Even after reading up on Manchester encoding from a number of sources, and reading Beth Scott's reader code & comments, I still just couldn't quite understand how to do the decoding.
My biggest problem with the reader code from part 5 was that I was only detecting the lengths of the LOW periods, but not the HIGH periods, so I was only getting half the bits.
Secondly, after a hint from a RFID reader IC datasheet (http://www.125khz-rfid-reader.com/how-the-driver-works/how-the-driver-functions), I realized I also didn't have to muck about with detecting both rising and falling edges as various other literature indicated.
"Using a clever detection method the driver only needs to detect each rising edge to determine the preceeding bit states, reducing the interrupt burden on the main application. Also only detecting each rising edge removes issues of dealing with non perfect high and low widths within each cycle – being radio they are often not perfectly 50/50, but the overall bit frequency will be relatively accurate."
At this point, I was logging the timer value for each rising edge to the serial port so I can get a look at what exactly was being received. Just as a picture tells a thousand words this text file pointed me towards what to do next.
Here's a piece of the log where I've manually annotated the lows and highs to indicate short or long lows and highs. (0 is a short low, 00 is a long low, 000 is a "triple low," which occurs only in the tag header. 1s indicate the length of the highs similarly).
Basically, the lows are easy, they're always around 900-1000 'ticks' for a short, and around 1500-1600 for a long. A triple long low is around 2500.
The highs are a little trickier. Since the carrier is pulsed, we get a rising edge every time the carriers rises above the threshold value. These show up in the log as multiple entries around 150 ticks in duration. A "short high" gives about 4, a "long high" is about 8, and a "triple long high" (seen right after the leading 000) gives about 14 of them.
One additional tricky part was figuring how to detect the end of a "high" period, since the event trigger only gives rising edges, meaning I don't know the High is done before I reach the end of the Low period immediately after. To solve this, I added an Overflow interrupt handler to my input capture timer, set to a length of 200. This ensures that the overflow interrupt will always fire as soon as "no more rising edges" are detected in a sequence.

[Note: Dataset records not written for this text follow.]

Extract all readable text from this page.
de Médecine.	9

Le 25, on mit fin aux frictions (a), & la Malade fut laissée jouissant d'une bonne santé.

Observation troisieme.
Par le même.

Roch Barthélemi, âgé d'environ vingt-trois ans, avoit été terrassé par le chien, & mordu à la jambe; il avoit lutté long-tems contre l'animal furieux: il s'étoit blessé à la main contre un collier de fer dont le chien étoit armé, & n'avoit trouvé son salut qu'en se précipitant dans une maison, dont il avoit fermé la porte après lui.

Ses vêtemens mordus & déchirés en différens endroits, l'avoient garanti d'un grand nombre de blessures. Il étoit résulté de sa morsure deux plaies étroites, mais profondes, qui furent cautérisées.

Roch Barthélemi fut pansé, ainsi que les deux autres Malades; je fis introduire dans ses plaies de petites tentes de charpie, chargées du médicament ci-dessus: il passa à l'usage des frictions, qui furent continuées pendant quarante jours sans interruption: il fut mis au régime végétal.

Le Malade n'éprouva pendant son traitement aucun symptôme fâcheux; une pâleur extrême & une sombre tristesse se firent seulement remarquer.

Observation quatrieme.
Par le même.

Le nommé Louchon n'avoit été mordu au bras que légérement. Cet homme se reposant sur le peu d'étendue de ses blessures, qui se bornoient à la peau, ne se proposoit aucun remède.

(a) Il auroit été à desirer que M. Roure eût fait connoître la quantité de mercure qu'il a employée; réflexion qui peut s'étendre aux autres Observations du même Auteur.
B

A problem I'd been having all along at home had been viewing the received signal on my analog non-storage oscilloscope due to the inability to "pause" the display, or accurately trigger on the beginning of the tag signal.
However, this was solved once I was accurately able to detect the "3T low 3T high" tag header in my code. I enabled a second debug pin and toggle it on and off each time I detect that sequence. This now finally allows me to accurately view the received manchester bits on my scope.
I still didn't quite get the idea of reconstructing the data clock, but after finding this forum comment and having a long chat with Danny at the hackerspace, I finally had my decoding approach:
Basically, two things you need to do are to:
A) accurately determine where the message begins. Looking at the data, I realized there was a repeating 3T low followed by a 3T high. Since Manchester encoding forbids any high or low longer than 2T, this was clearly our header signal. Thus, the first rising edge after our 3T high marks the beginning of the actual data stream.
B) decode the 0s and 1s into the original data bits. In my case, the expanded representation of the "shorts" as 1 digit, and "longs" as two digits effectively reconstructs our clock signal, and lets us decode the stream by simply interpreting every received "01" as a data "0", and every "10" as a data "1".
Finally once you have the actual data bits, you have to convert them back to the card values, which for HID means the first 20 bits contain the "Manufacturer Code" (always constant), then 8 bits of "site code", and finally 16 bits of 'card code' and a trailing parity bit.
This is where the code stands right now. I can read both my badges pretty reliably, but the threshold voltage is still manually adjusted which limits the read distance to a very narrow range.
Next steps, I want to:
- implement a dynamic threshold voltage via PWM,
- display the decoded digits via LCD, or at least flash a LED on successful read.